President of Tajikistan, Emomali Rahmanov, successfully encouraged UNESCO to declare 2002-2003 the third millennium since Prophet Zarathushtrâ’s birth, and in his book, The Tajik in the Mirror of History, he claimed that Aoroaster (the Tajik name for Prophet Zarathushtrâ) was a Tajik (Ancient Sodgdian) from Bactria.

“Many principles of the Zarathushtrian (Zoroastrian) religion have left a deep imprint on the Tajik people. The habits of prohibiting the killing of animals when they are pregnant and the cutting of trees in blossom have been preserved to date. Water, earth, and fire have to be protected from any impurity. The fumes of some fragrant herbs are still used to keep away sickness and the force of evil. These and many other examples give evidence that in every Tajik house we may find trace of Zarathushtrâ’s teachings. Let us hope in the new millennium, the Tajik people will continue to live under the spiritual guidance of Zarathushtrâ, the prophet of truth and light”, Rahmanov states in his book.

The ancient pre-Islamic religion of Iran more or less survived after Islam became the prevailing religion in the country. Following the Arabs invasion of Iran (637-651 AD), which led to the devastation of Iran and decline of Zoroastrian religion. Many Iranians had no choice but to accept the Arabs' belief as the result of the Jaziya (Poll Tax), while the rest massacred or forced to immigrate to neighbouring lands. It is recorded that Yazid ibn Mohlab is reputed to have ordered the decapitation of so many Iranians that their blood flowed in the water powering a millstone for one full day. There are many other massacres recorded.

 

Although most of Iranians forced to accept Islam, but the achievements of their ancestors were not forgotten. Their heritage and way of life were absorbed by the new system to a great extent.

Today, the world observes a growing interest in Zoroastrianism, and while some Iranians are converting back to their ancient faith, many countries including Tajikistan and the former Soviet Central Asian countries which were formerly Iranian areas, acknowledge “Zoroastrian Culture” as part of their spiritual heritage.

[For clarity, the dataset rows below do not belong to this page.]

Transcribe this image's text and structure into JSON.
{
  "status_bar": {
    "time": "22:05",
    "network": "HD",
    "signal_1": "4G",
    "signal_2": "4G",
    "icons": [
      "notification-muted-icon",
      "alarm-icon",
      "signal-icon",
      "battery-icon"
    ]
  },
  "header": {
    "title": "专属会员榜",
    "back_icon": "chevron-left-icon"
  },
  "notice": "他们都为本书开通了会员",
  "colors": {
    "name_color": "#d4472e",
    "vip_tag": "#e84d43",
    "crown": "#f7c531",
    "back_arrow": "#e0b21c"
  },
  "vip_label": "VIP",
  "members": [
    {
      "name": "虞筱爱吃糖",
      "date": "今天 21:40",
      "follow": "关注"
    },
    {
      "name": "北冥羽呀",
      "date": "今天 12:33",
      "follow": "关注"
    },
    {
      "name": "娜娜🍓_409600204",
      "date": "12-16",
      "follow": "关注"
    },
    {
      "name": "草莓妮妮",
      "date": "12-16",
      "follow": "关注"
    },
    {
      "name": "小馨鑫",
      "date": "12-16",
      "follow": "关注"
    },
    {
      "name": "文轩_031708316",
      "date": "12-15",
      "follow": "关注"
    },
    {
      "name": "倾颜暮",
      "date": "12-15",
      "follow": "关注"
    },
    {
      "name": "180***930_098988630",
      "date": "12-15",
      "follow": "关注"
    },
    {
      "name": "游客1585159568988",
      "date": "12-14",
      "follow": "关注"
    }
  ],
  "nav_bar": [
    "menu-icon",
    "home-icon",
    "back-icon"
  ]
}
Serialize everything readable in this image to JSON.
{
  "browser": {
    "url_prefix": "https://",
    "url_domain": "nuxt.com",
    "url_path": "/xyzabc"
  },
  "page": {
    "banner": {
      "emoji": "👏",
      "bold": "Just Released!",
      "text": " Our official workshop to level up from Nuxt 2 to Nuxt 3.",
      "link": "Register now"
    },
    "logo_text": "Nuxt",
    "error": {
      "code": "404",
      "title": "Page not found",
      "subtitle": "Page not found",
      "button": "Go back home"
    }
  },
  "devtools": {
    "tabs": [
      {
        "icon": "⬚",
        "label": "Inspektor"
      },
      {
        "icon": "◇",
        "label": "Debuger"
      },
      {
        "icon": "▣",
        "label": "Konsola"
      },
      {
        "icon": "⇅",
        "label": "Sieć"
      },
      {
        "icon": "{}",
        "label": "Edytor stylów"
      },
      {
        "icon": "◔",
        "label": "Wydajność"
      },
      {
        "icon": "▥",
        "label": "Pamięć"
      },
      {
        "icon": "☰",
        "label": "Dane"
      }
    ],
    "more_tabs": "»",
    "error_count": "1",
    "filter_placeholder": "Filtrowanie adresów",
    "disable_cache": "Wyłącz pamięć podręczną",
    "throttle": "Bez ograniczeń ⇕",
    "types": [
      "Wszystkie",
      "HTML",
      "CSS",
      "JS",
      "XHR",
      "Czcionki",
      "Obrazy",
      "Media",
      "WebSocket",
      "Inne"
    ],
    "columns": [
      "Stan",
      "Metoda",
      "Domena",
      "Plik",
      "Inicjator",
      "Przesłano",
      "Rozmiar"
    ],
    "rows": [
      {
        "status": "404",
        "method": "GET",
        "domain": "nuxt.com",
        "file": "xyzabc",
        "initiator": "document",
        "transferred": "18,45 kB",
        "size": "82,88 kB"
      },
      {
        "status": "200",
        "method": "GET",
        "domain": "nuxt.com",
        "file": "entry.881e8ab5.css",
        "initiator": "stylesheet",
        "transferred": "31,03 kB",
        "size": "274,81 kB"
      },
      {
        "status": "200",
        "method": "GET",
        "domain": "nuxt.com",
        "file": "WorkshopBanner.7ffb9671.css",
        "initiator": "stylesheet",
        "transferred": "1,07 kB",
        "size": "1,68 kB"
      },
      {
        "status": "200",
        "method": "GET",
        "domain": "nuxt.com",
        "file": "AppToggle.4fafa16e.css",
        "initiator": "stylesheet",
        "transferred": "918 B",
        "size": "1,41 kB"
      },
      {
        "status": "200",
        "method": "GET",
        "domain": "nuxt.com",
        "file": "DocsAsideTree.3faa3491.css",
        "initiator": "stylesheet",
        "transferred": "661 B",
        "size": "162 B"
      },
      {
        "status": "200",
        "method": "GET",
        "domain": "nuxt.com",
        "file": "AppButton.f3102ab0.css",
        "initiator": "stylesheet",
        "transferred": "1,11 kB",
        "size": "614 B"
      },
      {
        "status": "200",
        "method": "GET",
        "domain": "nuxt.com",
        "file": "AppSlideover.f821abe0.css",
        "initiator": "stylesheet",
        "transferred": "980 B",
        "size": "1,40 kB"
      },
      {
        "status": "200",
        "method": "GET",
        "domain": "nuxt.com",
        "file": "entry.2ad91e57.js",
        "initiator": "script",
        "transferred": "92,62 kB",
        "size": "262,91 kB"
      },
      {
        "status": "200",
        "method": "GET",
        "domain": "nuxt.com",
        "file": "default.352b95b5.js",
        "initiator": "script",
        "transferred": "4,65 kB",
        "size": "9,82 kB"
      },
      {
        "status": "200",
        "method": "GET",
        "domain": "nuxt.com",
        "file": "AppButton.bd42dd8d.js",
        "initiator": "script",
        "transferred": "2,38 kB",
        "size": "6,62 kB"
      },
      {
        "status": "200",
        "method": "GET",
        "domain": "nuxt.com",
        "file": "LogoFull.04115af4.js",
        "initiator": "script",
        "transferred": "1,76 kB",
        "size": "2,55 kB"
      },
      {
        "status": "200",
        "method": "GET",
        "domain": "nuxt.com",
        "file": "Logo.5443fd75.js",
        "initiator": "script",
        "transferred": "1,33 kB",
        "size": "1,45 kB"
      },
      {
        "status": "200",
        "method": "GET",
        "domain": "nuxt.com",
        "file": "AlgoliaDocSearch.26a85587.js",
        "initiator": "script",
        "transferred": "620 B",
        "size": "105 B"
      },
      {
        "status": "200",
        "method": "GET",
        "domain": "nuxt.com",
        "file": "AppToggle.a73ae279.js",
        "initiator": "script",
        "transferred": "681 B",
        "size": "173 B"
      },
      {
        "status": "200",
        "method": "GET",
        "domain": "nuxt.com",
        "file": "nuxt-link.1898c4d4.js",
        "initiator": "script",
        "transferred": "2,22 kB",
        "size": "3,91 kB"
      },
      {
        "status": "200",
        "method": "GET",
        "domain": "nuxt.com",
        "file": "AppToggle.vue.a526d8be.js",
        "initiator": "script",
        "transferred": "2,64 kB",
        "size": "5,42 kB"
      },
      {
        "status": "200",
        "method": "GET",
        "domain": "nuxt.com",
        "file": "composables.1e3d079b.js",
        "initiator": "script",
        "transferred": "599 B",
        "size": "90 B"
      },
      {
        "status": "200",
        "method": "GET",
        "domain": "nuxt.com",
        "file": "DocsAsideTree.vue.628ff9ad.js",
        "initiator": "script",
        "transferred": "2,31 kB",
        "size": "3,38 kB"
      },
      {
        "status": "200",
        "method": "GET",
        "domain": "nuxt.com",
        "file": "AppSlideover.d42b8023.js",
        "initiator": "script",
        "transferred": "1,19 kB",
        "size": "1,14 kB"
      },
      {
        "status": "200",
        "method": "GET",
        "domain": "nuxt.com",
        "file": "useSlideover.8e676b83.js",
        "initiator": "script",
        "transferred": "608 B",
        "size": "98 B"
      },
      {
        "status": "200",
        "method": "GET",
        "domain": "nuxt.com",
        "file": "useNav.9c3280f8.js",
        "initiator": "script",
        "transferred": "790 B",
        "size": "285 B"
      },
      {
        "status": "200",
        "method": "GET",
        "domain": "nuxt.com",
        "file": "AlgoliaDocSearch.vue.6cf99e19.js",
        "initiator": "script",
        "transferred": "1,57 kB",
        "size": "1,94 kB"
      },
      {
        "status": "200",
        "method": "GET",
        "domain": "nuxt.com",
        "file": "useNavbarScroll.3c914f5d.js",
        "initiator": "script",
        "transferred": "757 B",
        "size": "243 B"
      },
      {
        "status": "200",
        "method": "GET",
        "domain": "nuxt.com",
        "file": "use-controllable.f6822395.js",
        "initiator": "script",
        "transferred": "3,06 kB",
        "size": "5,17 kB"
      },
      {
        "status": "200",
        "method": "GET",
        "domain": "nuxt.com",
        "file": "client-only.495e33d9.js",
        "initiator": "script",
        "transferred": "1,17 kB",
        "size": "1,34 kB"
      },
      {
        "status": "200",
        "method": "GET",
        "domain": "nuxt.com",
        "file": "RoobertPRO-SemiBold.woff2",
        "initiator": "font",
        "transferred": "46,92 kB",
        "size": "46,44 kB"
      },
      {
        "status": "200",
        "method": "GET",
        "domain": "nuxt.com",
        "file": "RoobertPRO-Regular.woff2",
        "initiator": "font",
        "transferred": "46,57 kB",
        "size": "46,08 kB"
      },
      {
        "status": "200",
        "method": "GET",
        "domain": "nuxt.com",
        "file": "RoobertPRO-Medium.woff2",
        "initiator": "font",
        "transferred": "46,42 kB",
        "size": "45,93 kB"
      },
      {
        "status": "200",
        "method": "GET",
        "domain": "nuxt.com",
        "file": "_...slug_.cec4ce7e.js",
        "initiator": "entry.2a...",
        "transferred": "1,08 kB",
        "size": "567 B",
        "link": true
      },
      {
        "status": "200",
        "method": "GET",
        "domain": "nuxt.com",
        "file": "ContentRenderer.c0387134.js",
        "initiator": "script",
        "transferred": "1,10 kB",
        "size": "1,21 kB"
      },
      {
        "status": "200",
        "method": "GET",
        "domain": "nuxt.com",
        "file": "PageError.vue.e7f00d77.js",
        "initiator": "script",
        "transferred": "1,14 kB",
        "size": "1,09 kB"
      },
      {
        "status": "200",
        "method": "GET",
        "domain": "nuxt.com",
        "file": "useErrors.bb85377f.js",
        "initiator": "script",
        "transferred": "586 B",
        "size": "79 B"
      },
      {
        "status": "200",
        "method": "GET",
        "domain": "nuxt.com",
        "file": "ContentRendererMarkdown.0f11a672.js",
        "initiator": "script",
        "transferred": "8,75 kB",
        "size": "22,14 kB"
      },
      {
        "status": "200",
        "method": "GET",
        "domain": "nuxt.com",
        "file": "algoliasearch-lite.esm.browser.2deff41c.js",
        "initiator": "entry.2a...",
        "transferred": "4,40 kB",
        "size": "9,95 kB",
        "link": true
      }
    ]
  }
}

The approval of Rahmanov’s proposal by UNESCO gave rise to an extraordinary show of support by Zoroastrian organizations worldwide, resulting in hundreds of large and small commemorative events to celebrate the declared anniversary, from Dushanbeh (the capital of Tajikistan) to Tehran, to Mumbai, to New York City, and to Vancouver. Secretary General of UNESCO delivered several speeches and texts cementing UNESCO’s support for this worldwide collaboration.

Today on 26th of December, world Zoroastrians will gather in commemoration of Prophet Zarathushtrâ and praise his divine and immortal soul together.